Nagle, à gauche, a été accusé par les autorités dans le cadre de ce rassemblement anti-confinement à Victoria Park à Londres, en Ontario, en novembre 2020. (Sofia Rodriguez/CBC News)

L’article ne nomme pas Pitter, Nagle ou Choujounian. Au lieu de cela, il fait référence aux « opinions imprudentes d’une poignée de personnes discréditées qui s’identifient comme infirmières », affirmant qu’elles « se sont alignées dans certains cas avec des foules en colère qui mettent la santé et la sécurité publiques en danger ».

Le poste de l’AIIC qualifie également les manifestants lors des manifestations à l’hôpital de septembre de « foules harcelantes » qui « harcèlent, menacent et même agressent les travailleurs de la santé qui vont et viennent dans le but de sauver des vies ».

Le procès indique que bien que l’article de l’AIIC ne fasse pas explicitement référence aux plaignants par leur nom, il « était destiné » et « pourrait être compris comme faisant référence à eux », affirmant que l’AIIC « savait ou aurait dû savoir » que les déclarations étaient diffamatoires.

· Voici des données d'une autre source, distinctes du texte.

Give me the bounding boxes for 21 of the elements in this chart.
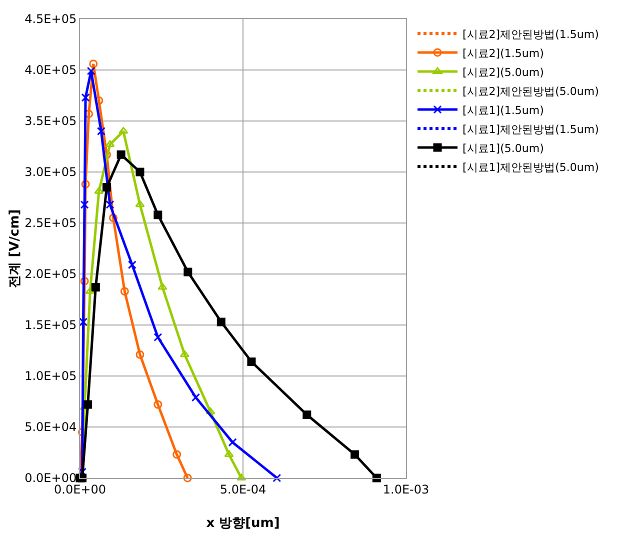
y-axis-title: 전계 [V/cm] (8, 209, 23, 288)
y-tick-label: 2.5E+05 (24, 216, 77, 230)
y-tick-label: 3.5E+05 (24, 114, 77, 128)
x-tick-label: 5.0E-04 (220, 482, 266, 496)
y-tick-label: 3.0E+05 (24, 165, 77, 180)
legend-label: [시료1](1.5um) (462, 104, 544, 117)
y-tick-label: 2.0E+05 (24, 267, 77, 282)
legend-label: [시료2]제안된방법(1.5um) (462, 28, 599, 41)
x-axis-title: x 방향[um] (206, 516, 280, 531)
legend-label: [시료2](1.5um) (462, 46, 544, 60)
y-tick-label: 1.5E+05 (24, 318, 77, 332)
y-tick-label: 4.5E+05 (24, 12, 77, 26)
legend-label: [시료1]제안된방법(1.5um) (462, 122, 599, 136)
legend-label: [시료2]제안된방법(5.0um) (462, 84, 599, 98)
legend-label: [시료2](5.0um) (462, 66, 544, 79)
y-tick-label: 5.0E+04 (24, 420, 77, 434)
legend-label: [시료1]제안된방법(5.0um) (462, 160, 599, 174)
y-tick-label: 1.0E+05 (24, 369, 77, 384)
y-tick-label: 4.0E+05 (24, 63, 77, 78)
x-tick-label: 1.0E-03 (382, 482, 430, 496)
legend-label: [시료1](5.0um) (462, 142, 544, 155)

La déclaration a déclaré que l’article de l’AIIC était « signifié et était compris comme signifiant » que les plaignants « ne sont pas des infirmières », sont « anti-science », « mettent en danger la santé et la sécurité publiques » et « font partie d’une foule qui était intention de causer des troubles ou de la violence » en harcelant et en menaçant les travailleurs de la santé.

Le procès affirme que les plaignants ont été confrontés au «ridicule et à la haine»

Dans ses allégations contre Together News Inc., le procès revendique, la société a fait des déclarations diffamatoires dans un article d’opinion anonyme publié le 11 septembre 2021, intitulé « Coin ! Quack ! Ces infirmières pro-virus ont des idées dangereuses ».

L’article nomme explicitement les infirmières de première ligne du Canada, Pitter, Nagle et Choujounian.

La déclaration allègue que l’article décrit les trois infirmières autorisées comme « déshonorées », « très perturbées et instables » et que les trois femmes ont été « licenciées parce que leurs employeurs ne leur faisaient pas confiance ».

Le procès affirme également que l’article de TNI suggère que « Pitter était responsable des décès dus au COVID dans les établissements de soins de longue durée », et décrit Nagle et Choujounian en tant que participants à la manifestation du 6 janvier 2021 qui a abouti à une attaque contre le Capitole américain.

Le procès indique que Pitter, Nagle et Choujounian ont été victimes de « ridicule, de haine et de mépris » et ont été « blessés dans leurs sentiments, leur caractère personnel et professionnel et leur réputation ».

Des documents judiciaires indiquent également que les trois infirmières autorisées « continuent de souffrir d’embarras et d’humiliation personnels et ont ressenti une grande anxiété émotionnelle » à la suite de ces publications.

Le procès demande 1 million de dollars de dommages et intérêts

Les demandeurs réclament 750 000 $ en dommages-intérêts généraux et 250 000 $ en dommages punitifs.

CBC News a contacté le CNA vendredi. Par l’intermédiaire d’un porte-parole, l’organisation a déclaré par courrier électronique qu’elle ne pouvait pas commenter car elle « n’avait aucune connaissance de cette action en justice et n’a pas encore été signifiée ».

Vendredi également, Together News Inc. a déclaré dans un e-mail qu’il ne ferait aucun commentaire sur l’affaire car il n’avait pas encore reçu de documents judiciaires.

« Nous n’avons pas été servis, nous n’avons donc pas suffisamment de détails pour commenter pour le moment », indique l’e-mail.

CBC News s’est également entretenue avec Alexander Boissonette-Lehner, l’avocat des plaignants, vendredi.

« Comme l’affaire est devant les tribunaux, il serait inapproprié de ma part de commenter pour le moment », a-t-il déclaré.